On April 29 2014 the Financial Crimes Enforcement Network (FinCEN) published five administrative rulings,(1) providing additional information on how exemptions from money transmitter status may or may not apply to certain business models under the regulations promulgated by FinCEN under the Bank Secrecy Act. This update focuses on three of the rulings in the context of the exemption for transmission of funds only integral to the sale of goods or the provision of non-money transmission services.
Under the Bank Secrecy Act regulations, a person or entity that is engaged in certain types of activity is considered a money services business (MSB).(2) MSBs are subject to certain requirements under the regulations, which generally include an obligation to maintain an anti-money laundering programme, as well as registration, reporting and record-keeping requirements.
A 'money transmitter' is a type of MSB and includes a person that "provides money transmission services, or any other person engaged in the transfer of funds".(3) The term 'money transmission services' means "the acceptance of currency, funds, or other value that substitutes for currency from one person and the transmission of currency, funds, or other value that substitutes for currency to another location or person by any means".(4)The regulations also stipulate that whether a person is a 'money transmitter' depends on certain facts and circumstances and provide six carve-outs from the foregoing definition.(5) Among these carve-outs is an exemption for a person that "[a]ccepts and transmits funds only integral to the sale of goods or the provision of services, other than money transmission services".(6)
FinCEN examined three business models upon request of each respective company to determine whether such a company would be required to register as an MSB under the regulations.
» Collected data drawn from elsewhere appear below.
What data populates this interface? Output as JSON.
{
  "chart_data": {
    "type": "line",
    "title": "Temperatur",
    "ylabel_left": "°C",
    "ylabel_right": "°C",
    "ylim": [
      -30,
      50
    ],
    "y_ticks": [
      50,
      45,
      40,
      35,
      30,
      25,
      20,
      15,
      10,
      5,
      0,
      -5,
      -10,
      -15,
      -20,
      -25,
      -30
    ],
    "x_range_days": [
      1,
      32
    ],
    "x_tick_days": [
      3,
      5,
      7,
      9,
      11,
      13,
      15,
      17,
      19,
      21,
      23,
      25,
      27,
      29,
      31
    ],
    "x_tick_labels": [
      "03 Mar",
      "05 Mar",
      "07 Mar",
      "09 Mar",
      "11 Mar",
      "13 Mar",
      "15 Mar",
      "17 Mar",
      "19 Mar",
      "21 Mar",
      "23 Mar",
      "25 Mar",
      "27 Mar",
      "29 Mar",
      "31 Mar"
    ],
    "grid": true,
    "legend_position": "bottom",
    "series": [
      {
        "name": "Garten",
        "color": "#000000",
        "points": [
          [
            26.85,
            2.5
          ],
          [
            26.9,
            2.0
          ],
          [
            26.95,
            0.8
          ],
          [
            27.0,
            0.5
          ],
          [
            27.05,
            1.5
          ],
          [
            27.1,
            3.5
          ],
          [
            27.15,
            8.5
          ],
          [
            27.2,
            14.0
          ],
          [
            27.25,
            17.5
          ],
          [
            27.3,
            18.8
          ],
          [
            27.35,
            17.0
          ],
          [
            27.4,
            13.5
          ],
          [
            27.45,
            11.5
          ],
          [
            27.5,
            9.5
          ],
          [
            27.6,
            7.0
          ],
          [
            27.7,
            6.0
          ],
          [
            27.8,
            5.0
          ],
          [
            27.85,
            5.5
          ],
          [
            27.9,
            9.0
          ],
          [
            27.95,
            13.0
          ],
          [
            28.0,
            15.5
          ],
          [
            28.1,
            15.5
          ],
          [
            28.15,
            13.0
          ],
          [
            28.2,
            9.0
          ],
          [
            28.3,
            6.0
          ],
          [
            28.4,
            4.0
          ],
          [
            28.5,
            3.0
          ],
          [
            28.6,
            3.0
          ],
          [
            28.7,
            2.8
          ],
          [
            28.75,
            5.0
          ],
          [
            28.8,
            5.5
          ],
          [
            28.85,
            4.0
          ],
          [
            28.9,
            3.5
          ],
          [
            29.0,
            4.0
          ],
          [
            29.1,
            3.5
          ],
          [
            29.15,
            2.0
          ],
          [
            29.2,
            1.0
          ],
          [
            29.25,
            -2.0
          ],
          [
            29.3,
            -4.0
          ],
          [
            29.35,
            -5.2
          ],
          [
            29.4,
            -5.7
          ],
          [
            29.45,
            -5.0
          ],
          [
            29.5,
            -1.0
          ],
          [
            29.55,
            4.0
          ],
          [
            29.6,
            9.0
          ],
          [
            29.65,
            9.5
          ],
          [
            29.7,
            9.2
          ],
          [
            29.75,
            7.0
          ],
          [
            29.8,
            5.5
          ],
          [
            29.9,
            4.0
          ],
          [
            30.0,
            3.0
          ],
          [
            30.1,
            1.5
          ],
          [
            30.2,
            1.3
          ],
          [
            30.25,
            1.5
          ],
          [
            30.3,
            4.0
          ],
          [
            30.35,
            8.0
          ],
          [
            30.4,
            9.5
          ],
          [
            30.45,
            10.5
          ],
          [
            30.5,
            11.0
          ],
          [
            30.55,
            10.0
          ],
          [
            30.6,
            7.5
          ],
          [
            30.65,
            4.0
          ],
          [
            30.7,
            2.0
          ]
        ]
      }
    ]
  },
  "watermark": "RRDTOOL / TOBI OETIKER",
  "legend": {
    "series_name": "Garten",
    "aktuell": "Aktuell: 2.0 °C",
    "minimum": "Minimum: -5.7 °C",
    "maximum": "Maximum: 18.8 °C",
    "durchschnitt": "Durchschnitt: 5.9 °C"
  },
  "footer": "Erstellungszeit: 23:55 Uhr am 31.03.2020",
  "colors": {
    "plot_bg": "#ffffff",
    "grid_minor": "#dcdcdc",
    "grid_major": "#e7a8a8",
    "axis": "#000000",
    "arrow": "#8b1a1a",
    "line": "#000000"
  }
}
In the escrow ruling and secured transaction ruling, the company providing the money transmission services received funds from the buyer in connection with internet transactions, held such funds in escrow, notified the seller to deliver the products or services to the buyer and, upon acceptance of the products or services by the buyer, released the funds to the seller. To use the money transmission services, each party to an internet transaction had to register online with the relevant company and agree to specific transaction terms, such as the product to be purchased, the purchase price, the length of the buyer's inspection period, the party responsible for paying the escrow fees, the shipping method, the shipping fees, freight and insurance specifications, warranties and performance deadlines. In both cases, FinCEN found that the respective business model qualified for the exemption because each company performing money transmission services had to take possession of the buyer's funds to provide assurances to both the buyer and the seller that the buyer had enough resources to pay for the goods and services and that those resources would not be released until the respective transaction was completed in accordance with the agreed terms. The acceptance and transmission of funds were not found to constitute a separate and discrete service provided in addition to the underlying service of transaction management, and thus were a necessary and integral part of the escrow service or the secure transaction service, as the case may be.
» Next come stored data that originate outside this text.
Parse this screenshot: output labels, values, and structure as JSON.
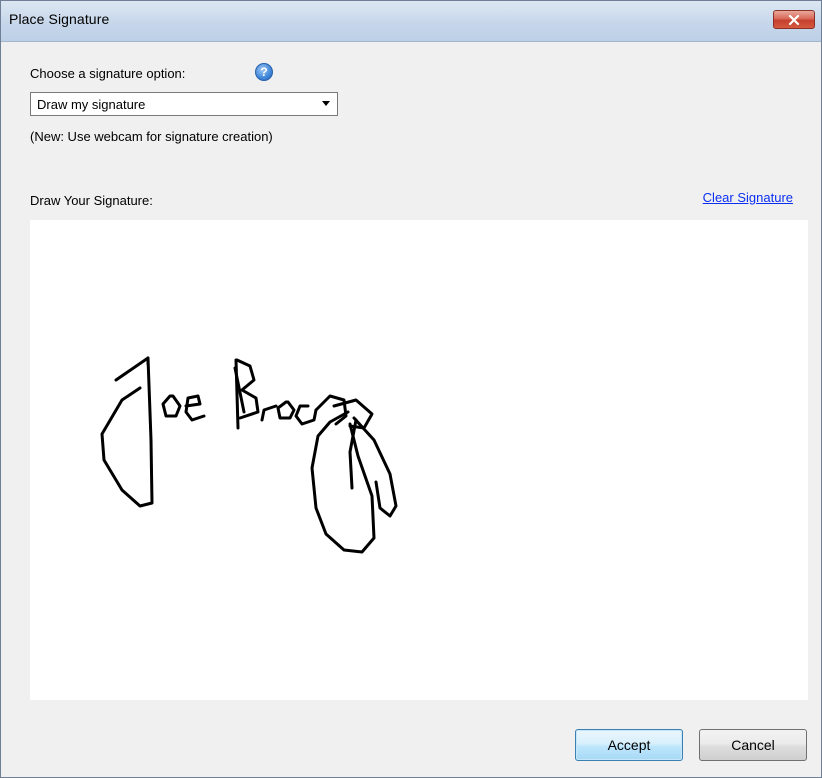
{
  "window": {
    "title": "Place Signature"
  },
  "option": {
    "label": "Choose a signature option:",
    "selected": "Draw my signature",
    "note": "(New: Use webcam for signature creation)"
  },
  "signature": {
    "label": "Draw Your Signature:",
    "clear_label": "Clear Signature",
    "handwritten_text": "Joe Bloggs"
  },
  "buttons": {
    "accept": "Accept",
    "cancel": "Cancel"
  },
  "colors": {
    "link": "#0b2ff1",
    "ink": "#000000",
    "close": "#c6402e"
  },
  "icons": {
    "help": "help-icon",
    "close": "close-icon",
    "dropdown": "chevron-down-icon"
  }
}
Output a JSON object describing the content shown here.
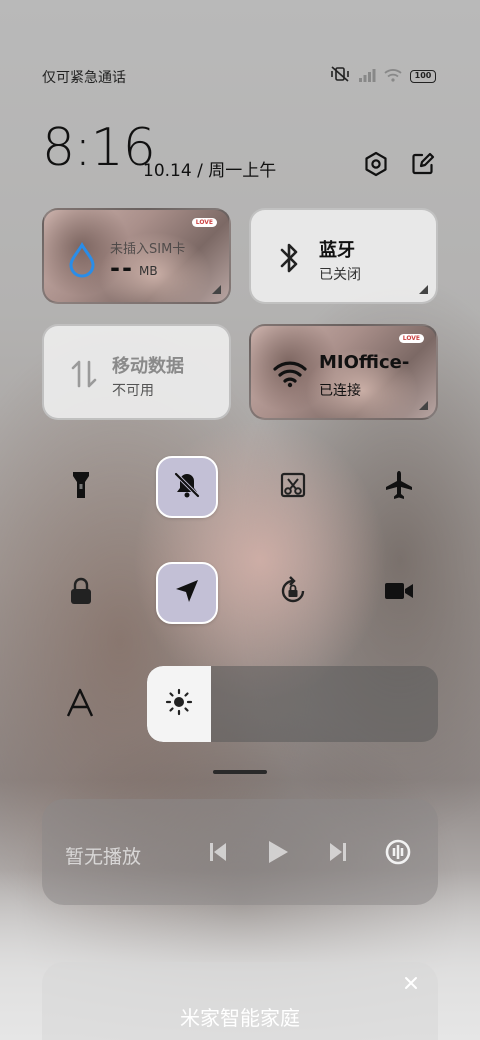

In the payment service ruling, the money transmission company operated a platform that enabled clients to send and receive online payments, typically in connection with real estate transactions, auction items and other significant commercial purchases. The company also claimed that its service could be used by buyers to pay sellers directly, replacing the need for a traditional escrow account. In anticipation of a transaction, the buyer would fund its account and notify the seller that the transaction was ready for completion. Once the seller agreed to the transaction, a request for payment was sent and the buyer released the funds, with settlements occurring in real time within the company's processing system. FinCEN determined that the payment and transmission services were not necessary or integral to any other service and did not qualify for the exemption. This decision can be distinguished from the escrow and secured transaction rulings because the company did not assert that it was providing any type of traditional escrow services, and FinCEN found that the company did not provide any verification or validation of the conditions to the transactions or any protection of the interests of the parties.
The differing outcomes in the rulings can be explained by the specific facts and circumstances, and it is important to note that FinCEN rulings are limited to those facts and circumstances. Nonetheless, the subtle differences between the escrow ruling and secured transaction ruling on the one hand and the payment service ruling on the other are instructive for a wide range of companies that act as commercial intermediaries in internet or mobile transactions and struggle to understand the dividing line between processing payments as an incident to other services and processing payments as a primary activity. Even companies that think that they fall within the exemption, however, should also examine the applicable state money transmission laws, since the state positions do not always parallel those of FinCEN.